Ada kenyamanan yang aneh dengan tidak memiliki apapun yang tersisa, tidak memiliki harta. Koper dengan sisa-sisa pakaiannya berada di bagasi mobil. Renjun kehilangan tasnya di suatu tempat. Mungkin dalam kabin truk di mana dia menumpang tadi.

Renjun masih memiliki ponselnya kemudian mengeluarkannya dari saku. Dia tidak menghidupkannya selama berhari-hari. Renjun menekan tombol kecil di bagian atas dan menghapus  notifikasi panggilan tak terjawab dan pesan tanpa memeriksanya terlebih dahulu.

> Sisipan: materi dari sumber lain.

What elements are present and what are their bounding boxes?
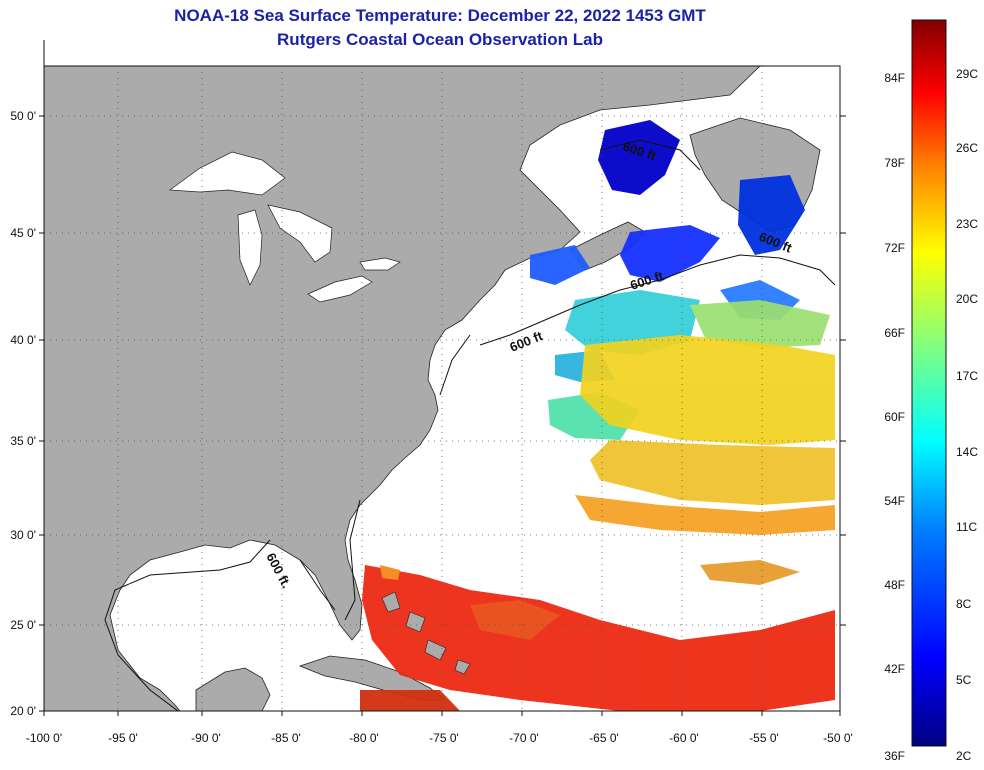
c-label: 5C bbox=[956, 673, 972, 687]
map-subtitle: Rutgers Coastal Ocean Observation Lab bbox=[277, 30, 603, 49]
lake-erie bbox=[307, 275, 373, 303]
lat-label: 40 0' bbox=[10, 333, 36, 347]
lat-label: 25 0' bbox=[10, 618, 36, 632]
lat-label: 45 0' bbox=[10, 226, 36, 240]
longitude-axis: -100 0' -95 0' -90 0' -85 0' -80 0' -75 … bbox=[26, 711, 853, 745]
sst-warm-patches bbox=[575, 335, 835, 585]
lon-label: -55 0' bbox=[749, 731, 779, 745]
lat-label: 50 0' bbox=[10, 109, 36, 123]
c-label: 8C bbox=[956, 597, 972, 611]
c-label: 26C bbox=[956, 141, 978, 155]
temperature-colorbar bbox=[911, 19, 947, 747]
lon-label: -50 0' bbox=[823, 731, 853, 745]
lake-michigan bbox=[237, 209, 263, 286]
lat-label: 35 0' bbox=[10, 434, 36, 448]
lon-label: -85 0' bbox=[271, 731, 301, 745]
lake-superior bbox=[169, 151, 286, 196]
lon-label: -95 0' bbox=[108, 731, 138, 745]
graticule bbox=[44, 66, 840, 711]
bahamas-islands bbox=[381, 591, 471, 675]
f-label: 36F bbox=[884, 749, 905, 763]
lon-label: -65 0' bbox=[589, 731, 619, 745]
f-label: 54F bbox=[884, 494, 905, 508]
lake-ontario bbox=[359, 257, 401, 271]
lon-label: -75 0' bbox=[429, 731, 459, 745]
f-label: 84F bbox=[884, 71, 905, 85]
f-label: 60F bbox=[884, 410, 905, 424]
lat-label: 20 0' bbox=[10, 704, 36, 718]
lon-label: -80 0' bbox=[349, 731, 379, 745]
north-america-land bbox=[44, 66, 761, 711]
colorbar-fahrenheit-labels: 84F 78F 72F 66F 60F 54F 48F 42F 36F bbox=[884, 71, 905, 763]
map-title: NOAA-18 Sea Surface Temperature: Decembe… bbox=[174, 6, 706, 25]
f-label: 66F bbox=[884, 326, 905, 340]
c-label: 20C bbox=[956, 292, 978, 306]
c-label: 11C bbox=[956, 520, 977, 534]
yucatan-land bbox=[195, 667, 271, 711]
f-label: 78F bbox=[884, 156, 905, 170]
lon-label: -100 0' bbox=[26, 731, 62, 745]
lon-label: -60 0' bbox=[669, 731, 699, 745]
colorbar-celsius-labels: 29C 26C 23C 20C 17C 14C 11C 8C 5C 2C bbox=[956, 67, 978, 763]
lake-huron bbox=[267, 204, 333, 263]
lat-label: 30 0' bbox=[10, 528, 36, 542]
isobath-lines bbox=[104, 139, 836, 711]
f-label: 72F bbox=[884, 241, 905, 255]
c-label: 29C bbox=[956, 67, 978, 81]
lon-label: -70 0' bbox=[509, 731, 539, 745]
c-label: 14C bbox=[956, 445, 978, 459]
c-label: 2C bbox=[956, 749, 972, 763]
c-label: 23C bbox=[956, 217, 978, 231]
f-label: 48F bbox=[884, 578, 905, 592]
sst-hot-patches bbox=[360, 565, 835, 711]
lon-label: -90 0' bbox=[191, 731, 221, 745]
f-label: 42F bbox=[884, 662, 905, 676]
latitude-axis: 50 0' 45 0' 40 0' 35 0' 30 0' 25 0' 20 0… bbox=[10, 109, 846, 718]
c-label: 17C bbox=[956, 369, 978, 383]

Renjun tidak lagi tertarik pada apa yang orang-orang katakan. Dia mengetik satu pesan di telepon, tapi tidak mengirimkannya.

Untuk Hippo,
Maaf kita kehilangan satu sama lain.

Mermaid XX

Renjun menghapus tanda ciumannya (huruf X).

Kemudian meletakkan ponselnya kembali. Dia menempatkan telepon tegak di pasir antara dirinya dan ombak. Setelah beberapa saat, lampu pada layar ponselnya mati.

Beberapa perahu kertas yang lain masih berjuang dalam ombak.

..

Bahkan dengan tubuh Renjun yang memunggunginya, Jeno tahu itu adalah dia. Ia tak tahu apa yang akan ia lakukan jika Renjun tidak ada di sana. Pikiran bahwa ia bisa datang terlambat hampir melumpuhkan dirinya.

Jeno berjalan di bagian puncak pasir pantai sampai berada tepat di belakang Renjun yang melihat ke pantai dari sebuah gundukan pasir. Renjun tidak akan mendengar kedatangan Jeno di atas kegaduhan laut.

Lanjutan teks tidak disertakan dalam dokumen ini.